18.11.1982 tarihinde Ankara İlahiyat Fakültesi'ne döndüm. Bir ara
Dekan Vekilliği görevinde bulundum. Ertesi öğretim yılında yine İmam
Muhammed Üniversitesi'ne intisab ettim. 1987-88 öğretim yılında da
Cezayir'deki İmam Abdülkadir İslarn İlimleri Üniversitesi'nde Tefsir
ve Tasavvuf derslerini okuttum; Yüksek Lisans derslerine girdim. Artık
yurda dönme arzusunu hissettim. Yurda dönünce Ondokuzmayıs Üniversitesi
İlahiyat Fakültesi Temel İslam İlimleri Başkanlığı'na getirildim.
1988'den 1995'e kadar birçok asistan yetiştirdim. Bunlardan Doçent, Yr.
Doçent olanlar var. Evet oradan içim rahat olarak İstanbul İlahiyat
Fakültesi'ne atandım. 1995'ten beri İstanbul İlahiyat Fakültesi'nde
Öğretim Görevlisi ve Temel İslam İlimleri Bölüm Başkanlığı'nı
yapmaktayım. İki kızım ve iki oğlum var. Telif, terceme,
edisyon-kritik dahil birçok eser yazdım. 12 cilt olan "Yüce
Kur'an'ın Çağdaş Tefsiri", yirmi yıllık bir çalışmamın ürünüdür.

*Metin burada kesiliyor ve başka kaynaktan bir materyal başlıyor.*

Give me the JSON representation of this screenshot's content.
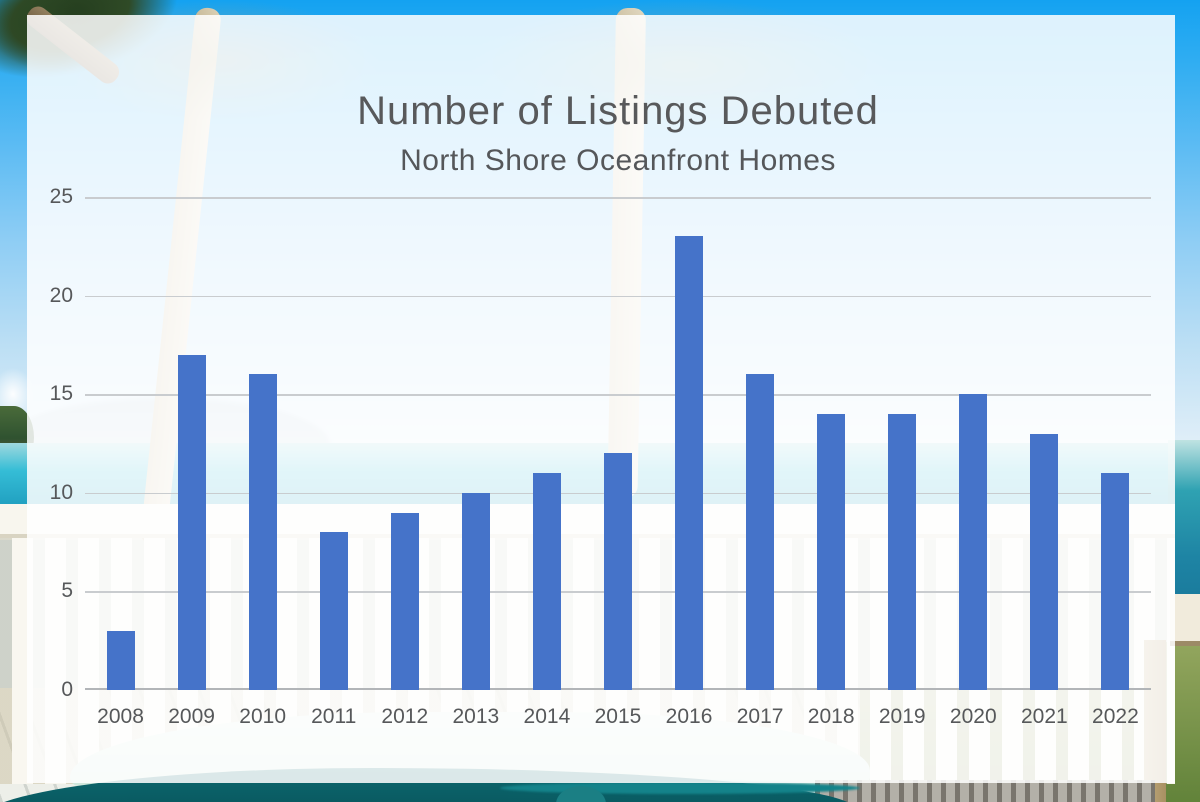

"Kur'an Ansiklopedisi" de basılmak üzeredir. Sayın
Ateş, mütevazi bir biçimde anlattığınız kariyerinize bakınca çok
değerli birikimleriniz olduğunuz hemen anlaşılıyor. Biz
de birikimlerinizden hem kendimizi hemde okuyucu kitlemizi faydalandırmak
itiyoruz. Müsadenizle sorularıma geçmek istiyorum. -Siz
Kur’an ve Hadisler ışığında Kader denince ne anlıyorsunuz? Biz
herşeyi bir kaderle (bir ölçü, düzen ve planla) yaratmışızdır.
(Kamer: 37/49) Bu
âyette Allah’ın, herşeyi belli bir kader (ölçü, miktar ve düzen)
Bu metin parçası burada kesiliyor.